On 05/09/2023 09:13, wangweidong.a@awinic.com wrote:
Thank you very much for your reply.
On 05/09/2023 15:05, krzysztof.kozlowski@linaro.org wrote:
On 05/09/2023 04:46, wangweidong.a@awinic.com wrote:
Even though it does not look like from the diff, the property is not actually used by the driver, because once set, it is read only in loops depending on ddt_num (prof_hdr->ddt_num, cfg_hdr->ddt_num). The variable ddt_num is never set and is always 0, so the loops do not have any iteration. Dropping sound-channel and ddt_num-related loops allows to drop empty functions which in turn drop quite a lot of code. This entire code was not possible to execute.

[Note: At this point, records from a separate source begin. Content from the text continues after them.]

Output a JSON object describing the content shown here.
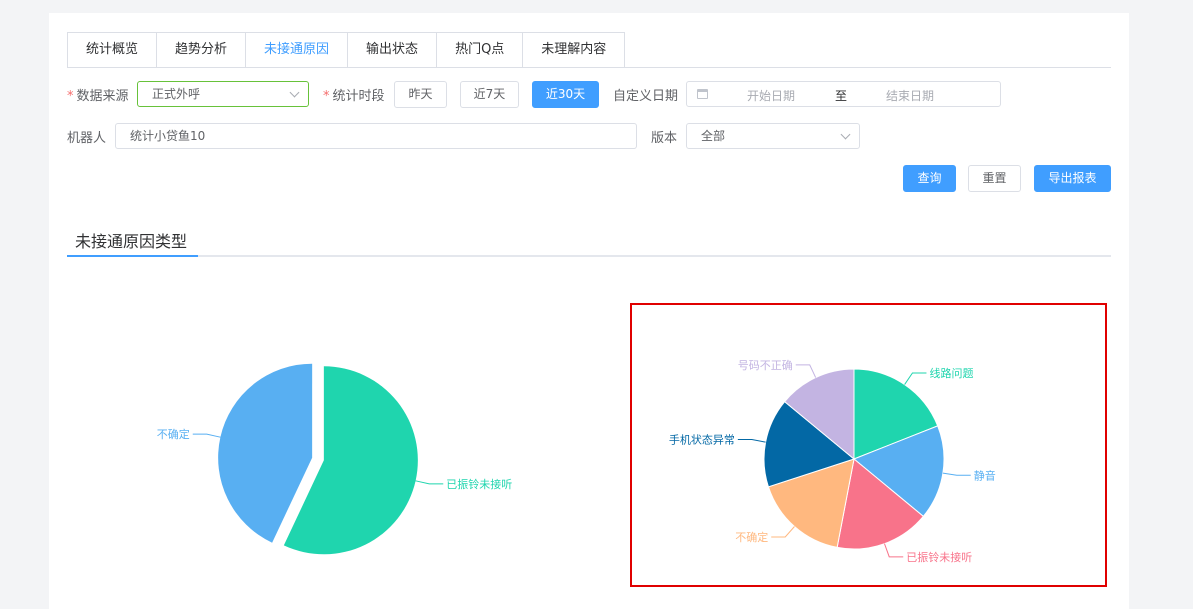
{
  "tabs": [
    "统计概览",
    "趋势分析",
    "未接通原因",
    "输出状态",
    "热门Q点",
    "未理解内容"
  ],
  "active_tab": "未接通原因",
  "filters": {
    "source_label": "数据来源",
    "source_value": "正式外呼",
    "period_label": "统计时段",
    "period_buttons": [
      "昨天",
      "近7天",
      "近30天"
    ],
    "period_active": "近30天",
    "custom_date_label": "自定义日期",
    "start_placeholder": "开始日期",
    "date_separator": "至",
    "end_placeholder": "结束日期",
    "robot_label": "机器人",
    "robot_value": "统计小贷鱼10",
    "version_label": "版本",
    "version_value": "全部"
  },
  "actions": {
    "query": "查询",
    "reset": "重置",
    "export": "导出报表"
  },
  "section_title": "未接通原因类型",
  "colors": {
    "primary": "#409eff",
    "teal": "#1fd5ae",
    "blue": "#58aff2",
    "pink": "#f8738a",
    "orange": "#ffb87f",
    "navy": "#0368a5",
    "lavender": "#c3b4e2",
    "highlight": "#e00000"
  },
  "chart_data": [
    {
      "type": "pie",
      "labels": [
        "已振铃未接听",
        "不确定"
      ],
      "values": [
        57,
        43
      ],
      "colors": [
        "#1fd5ae",
        "#58aff2"
      ]
    },
    {
      "type": "pie",
      "labels": [
        "线路问题",
        "静音",
        "已振铃未接听",
        "不确定",
        "手机状态异常",
        "号码不正确"
      ],
      "values": [
        19,
        17,
        17,
        17,
        16,
        14
      ],
      "colors": [
        "#1fd5ae",
        "#58aff2",
        "#f8738a",
        "#ffb87f",
        "#0368a5",
        "#c3b4e2"
      ]
    }
  ]
}
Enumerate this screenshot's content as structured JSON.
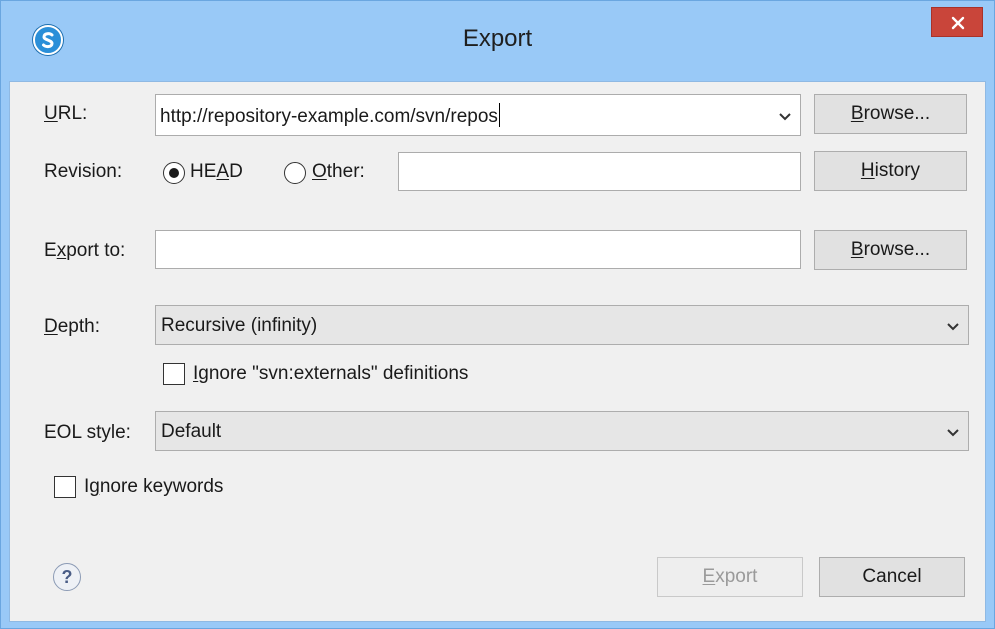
{
  "window": {
    "title": "Export",
    "close_label": "×"
  },
  "url": {
    "label_key": "U",
    "label_rest": "RL:",
    "value": "http://repository-example.com/svn/repos",
    "browse_key": "B",
    "browse_rest": "rowse..."
  },
  "revision": {
    "label": "Revision:",
    "head_pre": "HE",
    "head_key": "A",
    "head_post": "D",
    "head_selected": true,
    "other_key": "O",
    "other_rest": "ther:",
    "other_value": "",
    "history_key": "H",
    "history_rest": "istory"
  },
  "export_to": {
    "label_pre": "E",
    "label_key": "x",
    "label_rest": "port to:",
    "value": "",
    "browse_key": "B",
    "browse_rest": "rowse..."
  },
  "depth": {
    "label_key": "D",
    "label_rest": "epth:",
    "selected": "Recursive (infinity)",
    "ignore_externals_key": "I",
    "ignore_externals_rest": "gnore \"svn:externals\" definitions",
    "ignore_externals_checked": false
  },
  "eol": {
    "label": "EOL style:",
    "selected": "Default"
  },
  "ignore_keywords": {
    "label_pre": "I",
    "label_key": "g",
    "label_rest": "nore keywords",
    "checked": false
  },
  "footer": {
    "help_glyph": "?",
    "export_key": "E",
    "export_rest": "xport",
    "export_enabled": false,
    "cancel_label": "Cancel"
  },
  "colors": {
    "titlebar": "#99c9f7",
    "close_button": "#c9453a",
    "dialog_background": "#f0f0f0"
  }
}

The ddt_num variable is not always 0, this variable is defined in the configuration file. The "prof_hdr" variable is assigned by the "cfg_hdr" variable. The "cfg_hdr" variable is assigned by "aw_cfg" aw_cfg is the data obtained through request_firmware.The specific process is as follows:
request_firmware ---> cont->data ---> aw_cfg->data --> cfg_hdr --> prof_hdr
Hm. So you load user-space provided file and assign it directly, without any validation (aw88395_dev_load_acf_check() checks only for magic), to a kernel structure. Sounds bullet-proof. Why using known kernel interfaces, better to implement some conf-file-parsing.
Could you please tell me what known kernel interfaces can be used to parse files?
With exception of Audio topology and FDT, I do not think we parse user-provided files in Linux kernel.